Last, but not least, if you use this tool for a Raspberry Pi, you can pre-configure your system before the first boot with the advanced options available for some distributions (especially for Raspberry Pi OS and Debian-based distributions).

With the latest version of Raspberry Pi Imager, it’s pretty hard to miss these options, but let’s take a moment to explain what it i and why you should use them.

After picking the distribution from the OS list and the storage device, you’ll get an invitation message to edit the OS options (for supported systems only).

By accepting to edit them, you can set up the default settings for your new system. For example, you can create the first user and password (which is now a mandatory step on new installations), enable SSH or change the localization options (keyboard layout and time zone).

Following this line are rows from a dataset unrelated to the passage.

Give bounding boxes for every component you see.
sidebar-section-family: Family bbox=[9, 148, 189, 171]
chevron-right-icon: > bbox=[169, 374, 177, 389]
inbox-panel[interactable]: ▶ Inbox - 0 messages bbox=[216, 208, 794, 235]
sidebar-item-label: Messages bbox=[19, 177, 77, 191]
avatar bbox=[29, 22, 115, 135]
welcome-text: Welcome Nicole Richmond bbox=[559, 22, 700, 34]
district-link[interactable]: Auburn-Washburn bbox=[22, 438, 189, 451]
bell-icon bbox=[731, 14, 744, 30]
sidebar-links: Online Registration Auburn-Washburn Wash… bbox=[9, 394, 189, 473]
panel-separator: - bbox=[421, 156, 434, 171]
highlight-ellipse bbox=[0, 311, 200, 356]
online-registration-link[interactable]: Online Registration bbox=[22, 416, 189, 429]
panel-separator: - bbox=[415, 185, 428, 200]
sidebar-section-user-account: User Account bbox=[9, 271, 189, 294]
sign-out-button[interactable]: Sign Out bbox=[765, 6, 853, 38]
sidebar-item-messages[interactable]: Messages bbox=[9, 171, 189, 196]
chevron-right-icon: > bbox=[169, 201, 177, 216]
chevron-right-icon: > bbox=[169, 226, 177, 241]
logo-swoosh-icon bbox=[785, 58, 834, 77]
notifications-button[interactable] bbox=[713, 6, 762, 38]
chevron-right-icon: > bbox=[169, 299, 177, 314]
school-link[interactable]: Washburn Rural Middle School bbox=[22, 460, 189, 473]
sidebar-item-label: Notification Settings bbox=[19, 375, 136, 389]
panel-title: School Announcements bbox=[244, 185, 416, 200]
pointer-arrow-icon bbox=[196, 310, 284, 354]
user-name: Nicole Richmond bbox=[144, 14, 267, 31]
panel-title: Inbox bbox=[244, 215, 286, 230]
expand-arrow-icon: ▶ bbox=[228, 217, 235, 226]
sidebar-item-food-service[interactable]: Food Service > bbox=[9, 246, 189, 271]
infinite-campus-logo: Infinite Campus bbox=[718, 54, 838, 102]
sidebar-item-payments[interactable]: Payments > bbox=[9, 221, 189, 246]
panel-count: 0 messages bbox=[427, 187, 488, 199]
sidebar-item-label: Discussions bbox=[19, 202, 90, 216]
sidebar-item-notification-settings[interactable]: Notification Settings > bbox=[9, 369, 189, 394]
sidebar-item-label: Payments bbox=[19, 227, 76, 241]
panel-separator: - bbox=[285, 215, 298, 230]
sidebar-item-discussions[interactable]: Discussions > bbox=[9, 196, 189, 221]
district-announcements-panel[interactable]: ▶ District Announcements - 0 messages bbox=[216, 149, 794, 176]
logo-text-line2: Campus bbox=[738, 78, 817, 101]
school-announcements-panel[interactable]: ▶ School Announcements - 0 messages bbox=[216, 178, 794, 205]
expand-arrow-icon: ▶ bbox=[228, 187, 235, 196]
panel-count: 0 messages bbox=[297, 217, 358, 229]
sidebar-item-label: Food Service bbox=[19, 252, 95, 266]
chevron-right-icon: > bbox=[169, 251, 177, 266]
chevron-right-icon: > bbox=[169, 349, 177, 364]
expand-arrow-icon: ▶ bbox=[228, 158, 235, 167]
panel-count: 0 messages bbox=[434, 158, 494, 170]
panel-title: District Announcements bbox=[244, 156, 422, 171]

I encourage you to use this feature, especially if you regularly flash Raspberry Pi OS again and again. Personally, I do it almost every day, and I save a lot of time by filling out this form. You can choose to apply these default settings when selecting “to always use” in the dropdown menu at the top of the form.

If you set a username and password (don’t use “pi”), it’ll skip the first boot wizard that has been added for security reasons in the latest versions.

This is particularly useful for a headless installation of a Raspberry Pi, but can save you time in most cases.